Copyright, Copyleft and Licensing
Copyright has a long and fraught history. When the Free Software Movement began and the web took off, suddenly licensing applied to digital works. This led to the creation of special licenses to protect the openness of software and digital works. A well known license is the GNU GPL.
The GPL is easily applied to software that you run yourself on your systems. It is clear that you must provide the code to users. This clarity begins to break down when you are providing those services over a network. Since the users aren’t directly running the software, it is unclear whether they are entitled to access the code. The solution to this is the GNU Affero GPL. It specifies that the license provision of sharing the code applies to software that is provided over a network as well as locally installed.

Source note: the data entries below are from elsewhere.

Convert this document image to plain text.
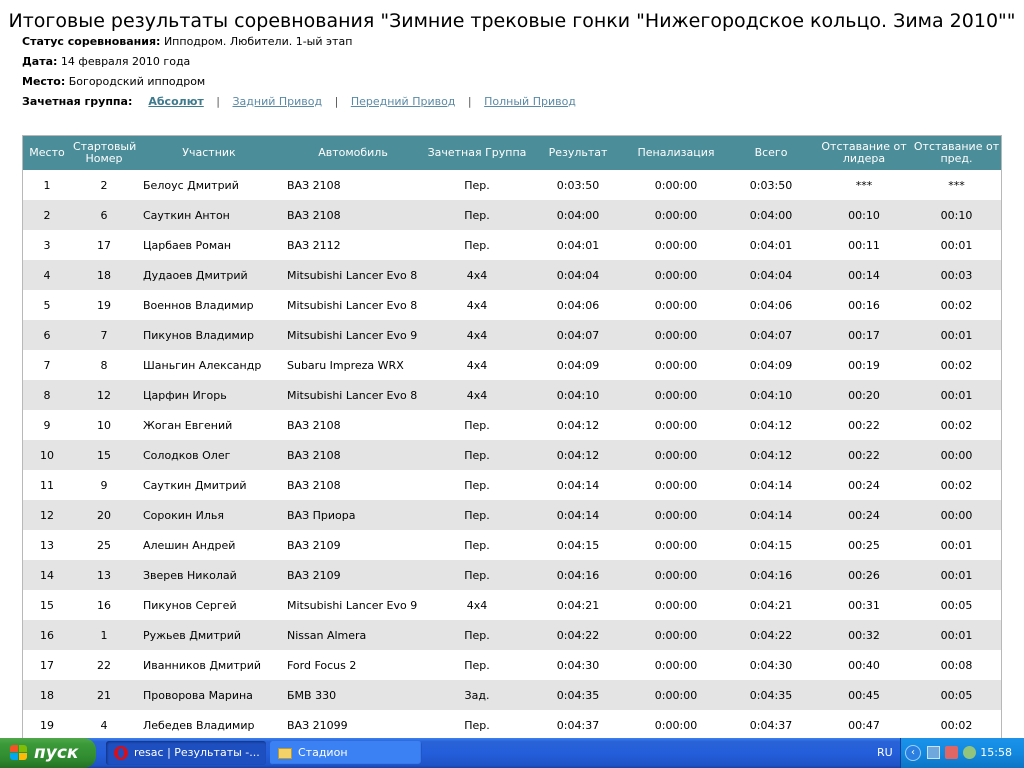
Итоговые результаты соревнования "Зимние трековые гонки "Нижегородское кольцо. Зима 2010""
Статус соревнования: Ипподром. Любители. 1-ый этап
Дата: 14 февраля 2010 года
Место: Богородский ипподром
Зачетная группа: Абсолют | Задний Привод | Передний Привод | Полный Привод
Место	Стартовый Номер	Участник	Автомобиль	Зачетная Группа	Результат	Пенализация	Всего	Отставание от лидера	Отставание от пред.
1	2	Белоус Дмитрий	ВАЗ 2108	Пер.	0:03:50	0:00:00	0:03:50	***	***
2	6	Сауткин Антон	ВАЗ 2108	Пер.	0:04:00	0:00:00	0:04:00	00:10	00:10
3	17	Царбаев Роман	ВАЗ 2112	Пер.	0:04:01	0:00:00	0:04:01	00:11	00:01
4	18	Дудаоев Дмитрий	Mitsubishi Lancer Evo 8	4x4	0:04:04	0:00:00	0:04:04	00:14	00:03
5	19	Военнов Владимир	Mitsubishi Lancer Evo 8	4x4	0:04:06	0:00:00	0:04:06	00:16	00:02
6	7	Пикунов Владимир	Mitsubishi Lancer Evo 9	4x4	0:04:07	0:00:00	0:04:07	00:17	00:01
7	8	Шаньгин Александр	Subaru Impreza WRX	4x4	0:04:09	0:00:00	0:04:09	00:19	00:02
8	12	Царфин Игорь	Mitsubishi Lancer Evo 8	4x4	0:04:10	0:00:00	0:04:10	00:20	00:01
9	10	Жоган Евгений	ВАЗ 2108	Пер.	0:04:12	0:00:00	0:04:12	00:22	00:02
10	15	Солодков Олег	ВАЗ 2108	Пер.	0:04:12	0:00:00	0:04:12	00:22	00:00
11	9	Сауткин Дмитрий	ВАЗ 2108	Пер.	0:04:14	0:00:00	0:04:14	00:24	00:02
12	20	Сорокин Илья	ВАЗ Приора	Пер.	0:04:14	0:00:00	0:04:14	00:24	00:00
13	25	Алешин Андрей	ВАЗ 2109	Пер.	0:04:15	0:00:00	0:04:15	00:25	00:01
14	13	Зверев Николай	ВАЗ 2109	Пер.	0:04:16	0:00:00	0:04:16	00:26	00:01
15	16	Пикунов Сергей	Mitsubishi Lancer Evo 9	4x4	0:04:21	0:00:00	0:04:21	00:31	00:05
16	1	Ружьев Дмитрий	Nissan Almera	Пер.	0:04:22	0:00:00	0:04:22	00:32	00:01
17	22	Иванников Дмитрий	Ford Focus 2	Пер.	0:04:30	0:00:00	0:04:30	00:40	00:08
18	21	Проворова Марина	БМВ 330	Зад.	0:04:35	0:00:00	0:04:35	00:45	00:05
19	4	Лебедев Владимир	ВАЗ 21099	Пер.	0:04:37	0:00:00	0:04:37	00:47	00:02
пуск	resac | Результаты -...	Стадион	RU	‹	15:58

On a related note to licensing is the way to that software licenses work in academia. Often research universities want to retain control of the projects created by students, faculty and staff. This leads them to develop custom license terms that amount to their software being freeware unless you are associated with the project. To me this flies in the face of the ideals of academia. The free thought and exchange of ideas.
This bothered me greatly when I was working on packaging software for TigerOS. A number of the pieces of software used in courses at RIT are of this special freeware designation making them incompatible with the official Fedora packaging standards of building from source locally before installing.
While there are no simple answers to licensing and copyright questions, these are my brief thoughts and I hope that in the future academic institutions embrace free culture and free software licenses for works done through research that they wish to make public for the greater good.